Some might say my organization is similar to the mafia. Personally, I’m not thrilled with the comparison.
Aside from our sometimes-methods of swift justice and unmerciful punishment, my organization is wholly different.
Our goals, our clients, our secrecy.
So, yes, some might say we’re like the mafia, but I say we’re good venture capitalists.
We’ve adapted to the times, pushing the age-old breadwinner of money laundering to new depths in order to compete in an increasingly globalized economy. As difficult as it is to track the routes of drugs, it is even harder to follow a well-hidden money trail in this era of online banking and cyberfinance.
Wonderland doesn’t practice flamboyant tactics. We don’t court the media, and we otherwise stay out of the fucking spotlight. But we do keep the media and law enforcement in our back pocket, and we use them when necessary. Some might call our methods of achieving this extortion, but I see it as keeping my organization’s best and most profitable interests as top priority.
I don’t enforce anything on the helpless, but I do use the money-hungrys’ greed to my advantage.
While crime organizations like the mafia fall victim to law enforcement wire taps, surveillance, and FBI busts, Wonderland, Inc. keeps itself in the shadows and adapts to the ever-growing economy. It also helps that we have people like police chiefs, politicians, IRS auditors, and judges on our payroll and an extensive network of well-liked business owners as members of our community who are willing to help us help them.
Sure, we delve into drugs and prostitution, but it’s definitely not our main source of income. It provides a means to end, merely there to entertain the wealthy.
Most of our money is made through interest earned in our offshore bank accounts, utilized mainly during our infamous and extravagant Wonderland Parties. Oftentimes, the cash is written off in the name of charity, and in others, we settle debts and grievances through a series of line items with nearly every vendor in the city.
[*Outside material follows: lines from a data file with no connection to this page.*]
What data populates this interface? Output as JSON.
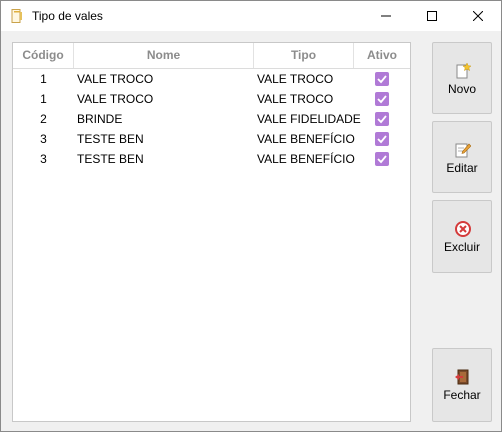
{
  "window": {
    "title": "Tipo de vales"
  },
  "grid": {
    "headers": {
      "codigo": "Código",
      "nome": "Nome",
      "tipo": "Tipo",
      "ativo": "Ativo"
    },
    "rows": [
      {
        "codigo": "1",
        "nome": "VALE TROCO",
        "tipo": "VALE TROCO",
        "ativo": true
      },
      {
        "codigo": "1",
        "nome": "VALE TROCO",
        "tipo": "VALE TROCO",
        "ativo": true
      },
      {
        "codigo": "2",
        "nome": "BRINDE",
        "tipo": "VALE FIDELIDADE",
        "ativo": true
      },
      {
        "codigo": "3",
        "nome": "TESTE BEN",
        "tipo": "VALE BENEFÍCIO",
        "ativo": true
      },
      {
        "codigo": "3",
        "nome": "TESTE BEN",
        "tipo": "VALE BENEFÍCIO",
        "ativo": true
      }
    ]
  },
  "actions": {
    "novo": "Novo",
    "editar": "Editar",
    "excluir": "Excluir",
    "fechar": "Fechar"
  },
  "icons": {
    "app": "document-icon",
    "novo": "new-document-icon",
    "editar": "edit-pencil-icon",
    "excluir": "delete-x-icon",
    "fechar": "exit-door-icon"
  },
  "colors": {
    "checkbox": "#b07ad6",
    "delete": "#d43b3b"
  }
}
On any given night of a Wonderland party, as much as one hundred million dollars can pass through our offshore bank accounts in the name of our clients’ financial priorities.
The government can only tax you on money that’s on US soil, and in most cases, if that money passes through a different country, even for a minuscule amount of time, it becomes an exception to the tax rule. The taxable rate drops from thirty-three percent to nearly two and a half percent. Once you’ve factored in Wonderland’s three percent cut, it still leaves the wealthy with one hell of a tax break.
Ironically, Wonderland, Inc. isn’t the only one using these tax loopholes. There are at least ten large American corporations that I can think of off the top of my head that have been exploiting them for years. I guess one could say our utilization methods might be slightly shadier than most, but it’s all relative when you start seeing how much those large corporations are profiting by not paying the full thirty-three percent on their billion-dollar profits.
When it comes down to it, I can make things—drugs, prostitutes, deals, money—appear for a night and disappear as if they never existed, and I do it better than anyone else.
That’s why I have thousands of members, people willing to follow my lead and support me from the bottom by following orders passed down the hierarchy of our organization with precision.
But Cal Monarch, my security advisor, is the only one I trust with the whole truth, and there’s a reason for that.
There’s turmoil under me. I can feel it in the foundation of every meeting, every glance, and every private word spoken. But I have eyes and ears everywhere, and I’ve fixed too many other people’s problems to be in the dark on how to fix my own.
Harrison March and Damien Dormuss are my closest lieutenants. They’re in charge of managing Eric Queen, Jay Pidge, Mickey Moosa, and everyone underneath them, and I’m in charge of everything else. Who we deal with. What we do. How we do it.
We’re in the middle of a carefully calculated plan with Charles King, a candidate for the presidential nomination, and I’ll be damned if everything I’ve worked toward ends here.
One loose brick won’t make the pyramid my father built crumble—I’ll make sure of that.
Even if I have to hold the whole fucking thing up myself.